American settlers came in special cars, in special trains, in relays of
special trains. Before Canada had wakened up to it fifty thousand
American settlers had trekked across the border. You met them in Peace
River. You met them at Athabasca. You met them on far reaches of the
Saskatchewan. And land jumped in value from five dollars to fifteen
dollars, from fifteen dollars to thirty dollars an acre. When Canada's
yearly immigration reached the proportions of four hundred
thousand--half Americans--it is not exaggerating to say the prairie
took fire. Villages grew into cities overnight. Edmonton and Calgary
and Moose Jaw and Regina--formerly jumping-off places into a
no-man's-land--became metropolitan cities of twenty-five to fifty
thousand people. If every American settler averaged fifteen hundred
dollars on his person at this period--as customs entries prove--it may
be confidently set down that his value as a producer and worker was
another fifteen hundred dollars.

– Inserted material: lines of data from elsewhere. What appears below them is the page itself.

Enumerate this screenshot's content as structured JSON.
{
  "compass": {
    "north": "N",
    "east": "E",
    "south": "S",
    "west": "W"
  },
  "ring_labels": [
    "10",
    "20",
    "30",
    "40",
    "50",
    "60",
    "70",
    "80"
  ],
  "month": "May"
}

Wheat exports jumped to over one
hundred million dollars a year. Flour mills and elevators financed by
western American capital strung across the prairie like beads on a
string.

If this was an "Americanizing of Canada," it was not a bad thing.
Every part of Canada felt the quickened pulse. Two more
transcontinental railroads had to be built. All-red routes of
round-the-globe steam ships were established; all-red round-the-world
cables were laid. The quickened pulse was Canada's passing from
hobble-de-hoy adolescence with a chip on the shoulder and a tremor in
the throat to big strong, silent, self-confident manhood.